Premier Yousaf Raza Gilani’s counsel submitted an application calling on three witnesses to prove that the prime minister was not guilty of contempt of court: Cabinet/Defence Secretary Nargis Sethi, former law minister Babar Awan and Law Secretary Muhammad Masood Chisti.
The application also asked the court to include two summaries in the hearing scheduled for today (Tuesday) – dated May 21, 2010, and September 21, 2010. The summaries were sent by the secretary and minister for law and justice to the prime minister’s office advising him “not to write the letter to prosecutors in Switzerland (requesting that money laundering cases against President Asif Ali Zardari be reopened)”.
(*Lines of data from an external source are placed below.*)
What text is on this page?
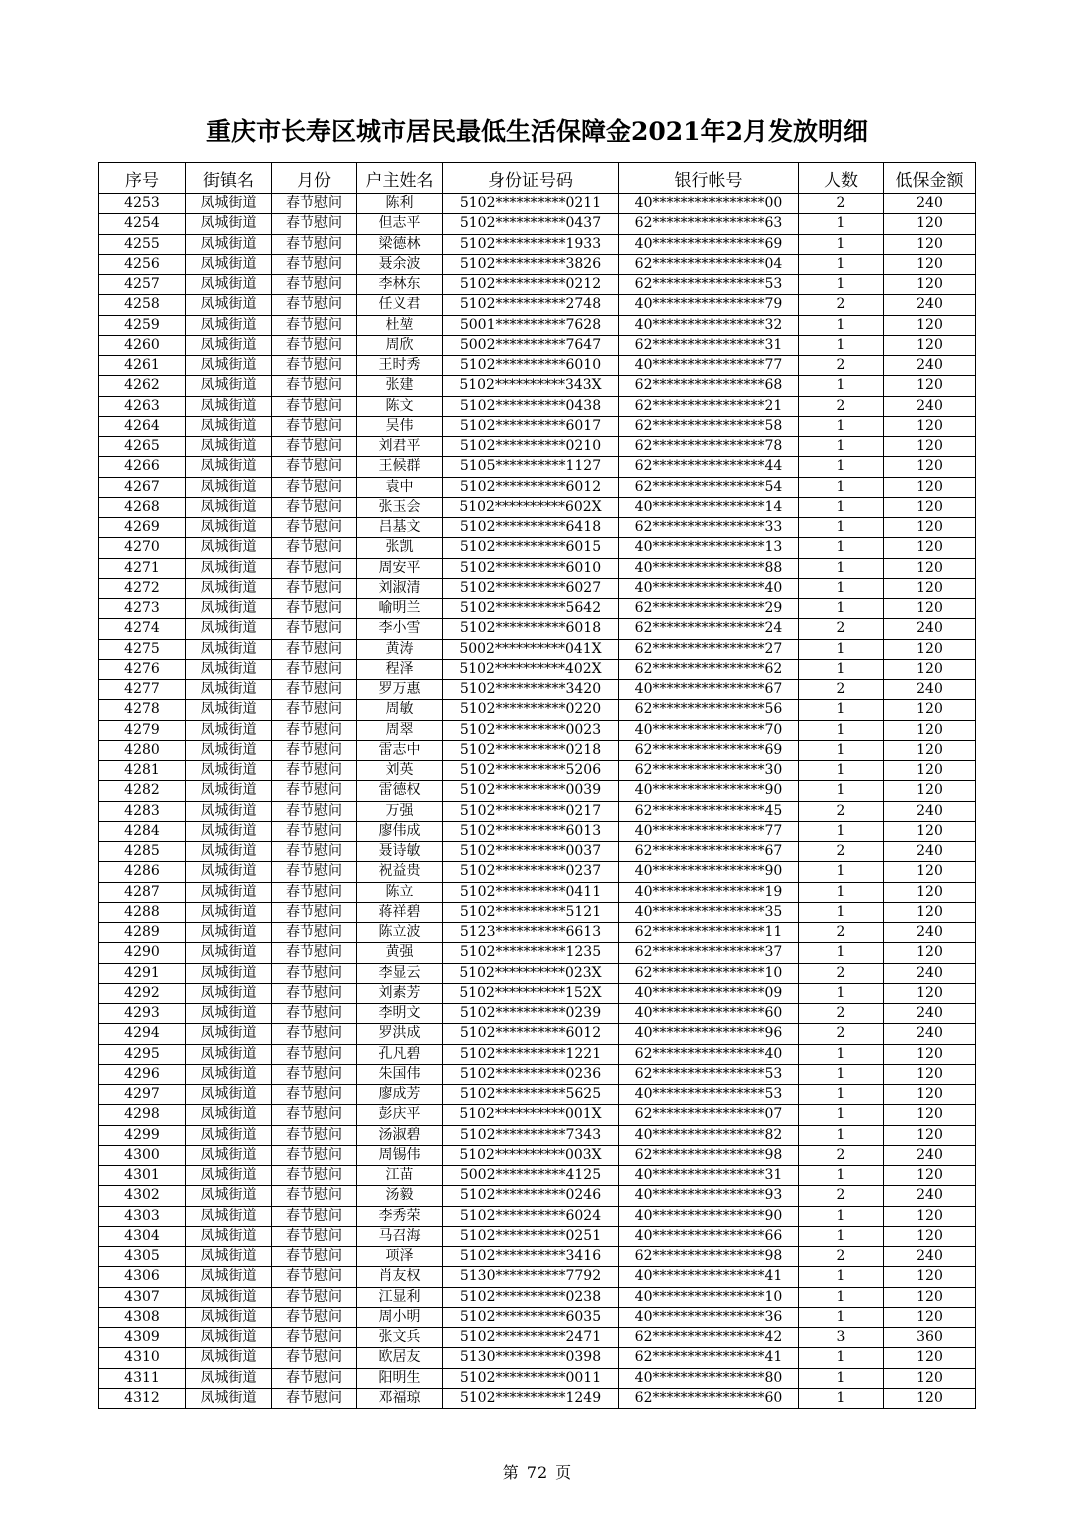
重庆市长寿区城市居民最低生活保障金2021年2月发放明细
序号	街镇名	月份	户主姓名	身份证号码	银行帐号	人数	低保金额
4253	凤城街道	春节慰问	陈利	5102**********0211	40****************00	2	240
4254	凤城街道	春节慰问	但志平	5102**********0437	62****************63	1	120
4255	凤城街道	春节慰问	梁德林	5102**********1933	40****************69	1	120
4256	凤城街道	春节慰问	聂余波	5102**********3826	62****************04	1	120
4257	凤城街道	春节慰问	李林东	5102**********0212	62****************53	1	120
4258	凤城街道	春节慰问	任义君	5102**********2748	40****************79	2	240
4259	凤城街道	春节慰问	杜堃	5001**********7628	40****************32	1	120
4260	凤城街道	春节慰问	周欣	5002**********7647	62****************31	1	120
4261	凤城街道	春节慰问	王时秀	5102**********6010	40****************77	2	240
4262	凤城街道	春节慰问	张建	5102**********343X	62****************68	1	120
4263	凤城街道	春节慰问	陈文	5102**********0438	62****************21	2	240
4264	凤城街道	春节慰问	吴伟	5102**********6017	62****************58	1	120
4265	凤城街道	春节慰问	刘君平	5102**********0210	62****************78	1	120
4266	凤城街道	春节慰问	王候群	5105**********1127	62****************44	1	120
4267	凤城街道	春节慰问	袁中	5102**********6012	62****************54	1	120
4268	凤城街道	春节慰问	张玉会	5102**********602X	40****************14	1	120
4269	凤城街道	春节慰问	吕基文	5102**********6418	62****************33	1	120
4270	凤城街道	春节慰问	张凯	5102**********6015	40****************13	1	120
4271	凤城街道	春节慰问	周安平	5102**********6010	40****************88	1	120
4272	凤城街道	春节慰问	刘淑清	5102**********6027	40****************40	1	120
4273	凤城街道	春节慰问	喻明兰	5102**********5642	62****************29	1	120
4274	凤城街道	春节慰问	李小雪	5102**********6018	62****************24	2	240
4275	凤城街道	春节慰问	黄涛	5002**********041X	62****************27	1	120
4276	凤城街道	春节慰问	程泽	5102**********402X	62****************62	1	120
4277	凤城街道	春节慰问	罗万惠	5102**********3420	40****************67	2	240
4278	凤城街道	春节慰问	周敏	5102**********0220	62****************56	1	120
4279	凤城街道	春节慰问	周翠	5102**********0023	40****************70	1	120
4280	凤城街道	春节慰问	雷志中	5102**********0218	62****************69	1	120
4281	凤城街道	春节慰问	刘英	5102**********5206	62****************30	1	120
4282	凤城街道	春节慰问	雷德权	5102**********0039	40****************90	1	120
4283	凤城街道	春节慰问	万强	5102**********0217	62****************45	2	240
4284	凤城街道	春节慰问	廖伟成	5102**********6013	40****************77	1	120
4285	凤城街道	春节慰问	聂诗敏	5102**********0037	62****************67	2	240
4286	凤城街道	春节慰问	祝益贵	5102**********0237	40****************90	1	120
4287	凤城街道	春节慰问	陈立	5102**********0411	40****************19	1	120
4288	凤城街道	春节慰问	蒋祥碧	5102**********5121	40****************35	1	120
4289	凤城街道	春节慰问	陈立波	5123**********6613	62****************11	2	240
4290	凤城街道	春节慰问	黄强	5102**********1235	62****************37	1	120
4291	凤城街道	春节慰问	李显云	5102**********023X	62****************10	2	240
4292	凤城街道	春节慰问	刘素芳	5102**********152X	40****************09	1	120
4293	凤城街道	春节慰问	李明文	5102**********0239	40****************60	2	240
4294	凤城街道	春节慰问	罗洪成	5102**********6012	40****************96	2	240
4295	凤城街道	春节慰问	孔凡碧	5102**********1221	62****************40	1	120
4296	凤城街道	春节慰问	朱国伟	5102**********0236	62****************53	1	120
4297	凤城街道	春节慰问	廖成芳	5102**********5625	40****************53	1	120
4298	凤城街道	春节慰问	彭庆平	5102**********001X	62****************07	1	120
4299	凤城街道	春节慰问	汤淑碧	5102**********7343	40****************82	1	120
4300	凤城街道	春节慰问	周锡伟	5102**********003X	62****************98	2	240
4301	凤城街道	春节慰问	江苗	5002**********4125	40****************31	1	120
4302	凤城街道	春节慰问	汤毅	5102**********0246	40****************93	2	240
4303	凤城街道	春节慰问	李秀荣	5102**********6024	40****************90	1	120
4304	凤城街道	春节慰问	马召海	5102**********0251	40****************66	1	120
4305	凤城街道	春节慰问	项泽	5102**********3416	62****************98	2	240
4306	凤城街道	春节慰问	肖友权	5130**********7792	40****************41	1	120
4307	凤城街道	春节慰问	江显利	5102**********0238	40****************10	1	120
4308	凤城街道	春节慰问	周小明	5102**********6035	40****************36	1	120
4309	凤城街道	春节慰问	张文兵	5102**********2471	62****************42	3	360
4310	凤城街道	春节慰问	欧居友	5130**********0398	62****************41	1	120
4311	凤城街道	春节慰问	阳明生	5102**********0011	40****************80	1	120
4312	凤城街道	春节慰问	邓福琼	5102**********1249	62****************60	1	120
第 72 页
The hearing of the case will take place under a seven-member bench headed by Justice Nasirul Mulk.
In the two-page application, Aitzaz said that the prime minister, in his personal capacity, did not wish to exercise official power in directing any official to appear as a defence witness. The application, however, also stated that the officials should be summoned by court in the capacity of court witnesses, saying: “It is … necessary, desirable, in the interest of justice and for a just decision in a fair trial in accordance with due process of law that the court may be pleased to summon … [three] officials/persons as court witnesses with certified copies of the documents … (two summaries).”
The reason the three officials should be summoned as court witnesses, as opposed to as defence witnesses, Aitzaz argued, was that it was the duty of the prosecution (headed by Attorney General of Pakistan Maulvi Anwarul Haq) to have summoned them in the first place.
The defence counsel’s application stated that, if the prosecution had produced the concerned officials as witnesses, the accused (the premier) would have been able to cross-examine them as would be appropriate in a fair trial. The application added that, by not producing them, the prosecution had denied the accused his right, giving them an unfair advantage.
Aitzaz said that, for this reason, the witnesses should be summoned as court witnesses as opposed to defence witnesses – this would prevent the prosecution from being able to cross-examine them.
The application stated: “It is, therefore, most respectfully prayed that this … court may kindly be pleased to summon the aforementioned documents and court witnesses for recording their statements in the titled case.”
Published in The Express Tribune, February 28th, 2012.